In order to set endpoints with specific access permissions, you can configure the `users` key with a list of user objects. Each user object should contain the username, password, and their respective permissions.

Example: This example illustrates the configuration for two users: an **admin** user with full permissions (*) and a **reader** user with limited permissions to specific read-only endpoints.
```json
{
    "users": [
        {
            "username": "admin",
            "password": "admin",
            "permissions": "*"
        },
        {
            "username": "reader",
            "password": "reader",
            "permissions": [
                {"path": "/", "method": ["GET"]},
                {"path": "/conformance", "method": ["GET"]},
                {"path": "/collections/{collection_id}/items/{item_id}", "method": ["GET"]},
                {"path": "/search", "method": ["GET", "POST"]},
                {"path": "/collections", "method": ["GET"]},
                {"path": "/collections/{collection_id}", "method": ["GET"]},
                {"path": "/collections/{collection_id}/items", "method": ["GET"]},
                {"path": "/queryables", "method": ["GET"]},
                {"path": "/queryables/collections/{collection_id}/queryables", "method": ["GET"]},
                {"path": "/_mgmt/ping", "method": ["GET"]}
            ]
        }
    ]
}
```


### Public Endpoints Configuration

In order to set endpoints with public access, you can configure the public_endpoints key with a list of endpoint objects. Each endpoint object should specify the path and method of the endpoint.

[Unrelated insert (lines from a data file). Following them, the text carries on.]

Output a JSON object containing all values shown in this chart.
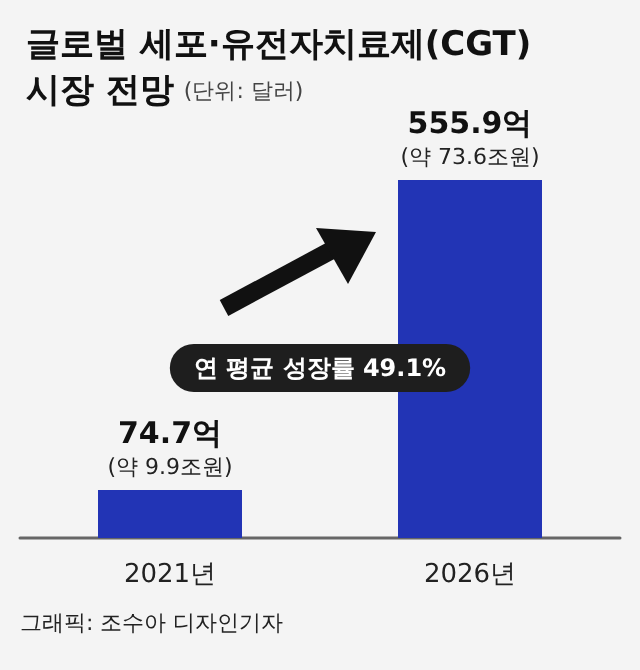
{
  "chart_data": {
    "type": "bar",
    "title": "글로벌 세포·유전자치료제(CGT) 시장 전망",
    "subtitle": "(단위: 달러)",
    "categories": [
      "2021년",
      "2026년"
    ],
    "values": [
      74.7,
      555.9
    ],
    "value_labels": [
      "74.7억\n(약 9.9조원)",
      "555.9억\n(약 73.6조원)"
    ],
    "color": "#2234b5",
    "annotations": [
      "연 평균 성장률 49.1%",
      "그래픽: 조수아 디자인기자"
    ]
  }
}
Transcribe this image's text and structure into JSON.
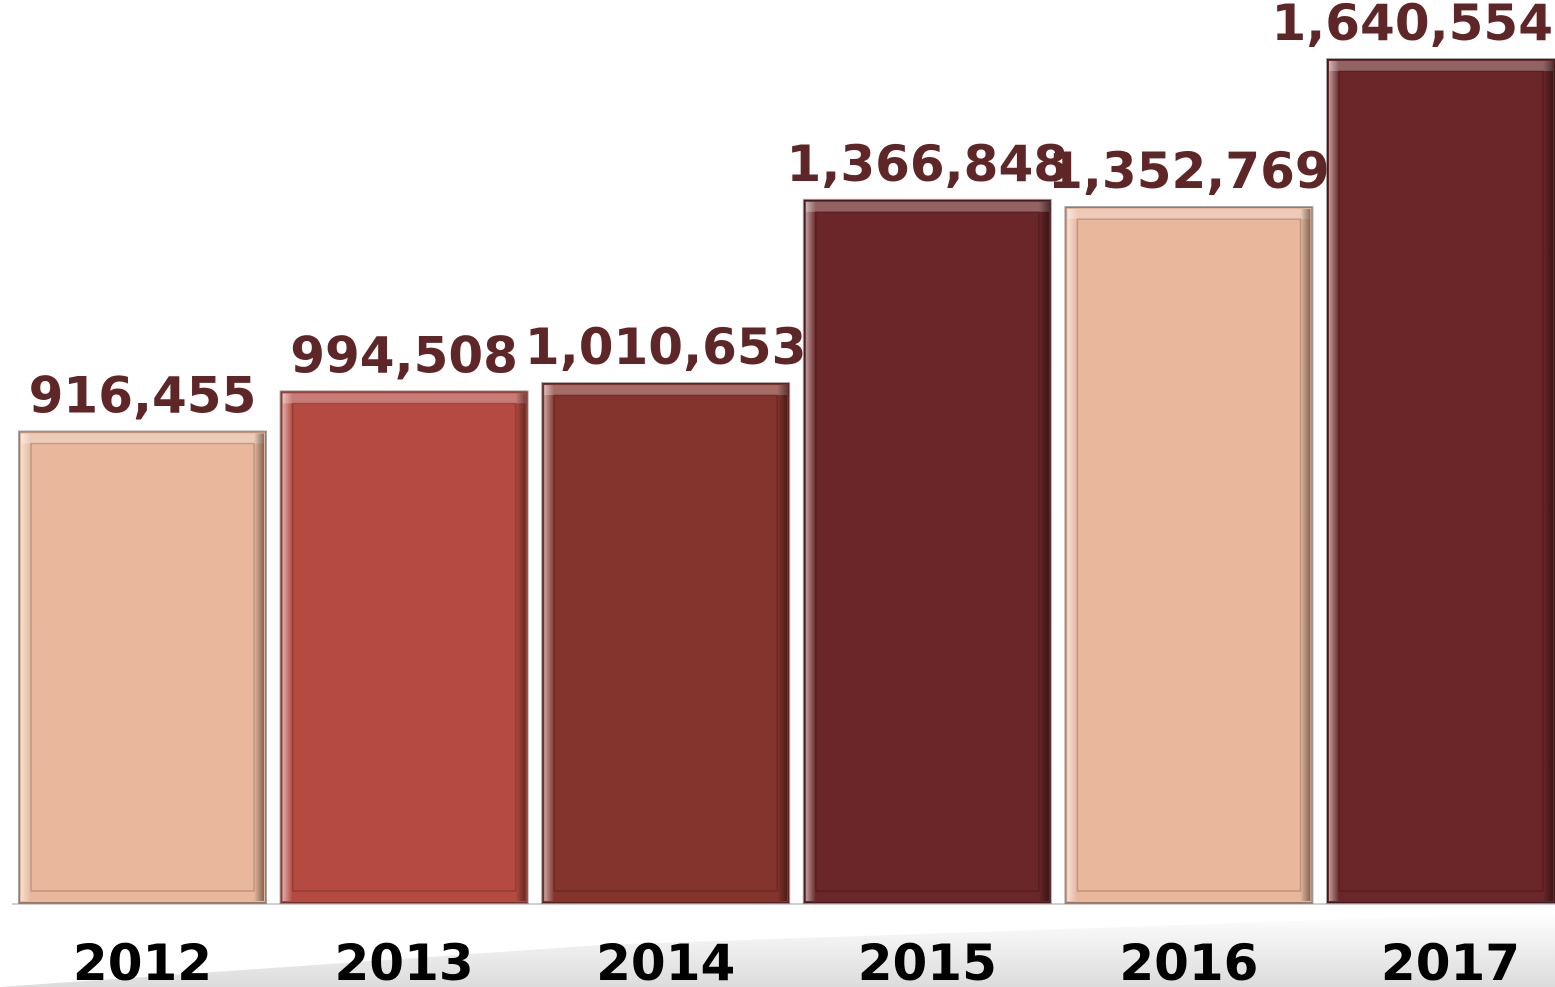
{
  "chart_data": {
    "type": "bar",
    "categories": [
      "2012",
      "2013",
      "2014",
      "2015",
      "2016",
      "2017"
    ],
    "values": [
      916455,
      994508,
      1010653,
      1366848,
      1352769,
      1640554
    ],
    "value_labels": [
      "916,455",
      "994,508",
      "1,010,653",
      "1,366,848",
      "1,352,769",
      "1,640,554"
    ],
    "colors": [
      "#e8b79c",
      "#b44a40",
      "#84342c",
      "#6a2628",
      "#e8b79c",
      "#6a2628"
    ],
    "title": "",
    "xlabel": "",
    "ylabel": "",
    "ylim": [
      0,
      1640554
    ],
    "grid": false,
    "legend": "none"
  }
}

Example: This example demonstrates the configuration for public endpoints, allowing access without authentication to read-only endpoints.
```json
{
    "public_endpoints": [
        {"path": "/", "method": "GET"},
        {"path": "/conformance", "method": "GET"},
        {"path": "/collections/{collection_id}/items/{item_id}", "method": "GET"},
        {"path": "/search", "method": "GET"},
        {"path": "/search", "method": "POST"},
        {"path": "/collections", "method": "GET"},
        {"path": "/collections/{collection_id}", "method": "GET"},
        {"path": "/collections/{collection_id}/items", "method": "GET"},
        {"path": "/queryables", "method": "GET"},
        {"path": "/queryables/collections/{collection_id}/queryables", "method": "GET"},
        {"path": "/_mgmt/ping", "method": "GET"}
    ],
    "users": [
        {
            "username": "admin",
            "password": "admin",
            "permissions": "*"
        }
    ]
}
```

### Docker Compose Configurations

See `docker-compose.basic_auth_protected.yml` and `docker-compose.basic_auth_public.yml` for basic authentication configurations.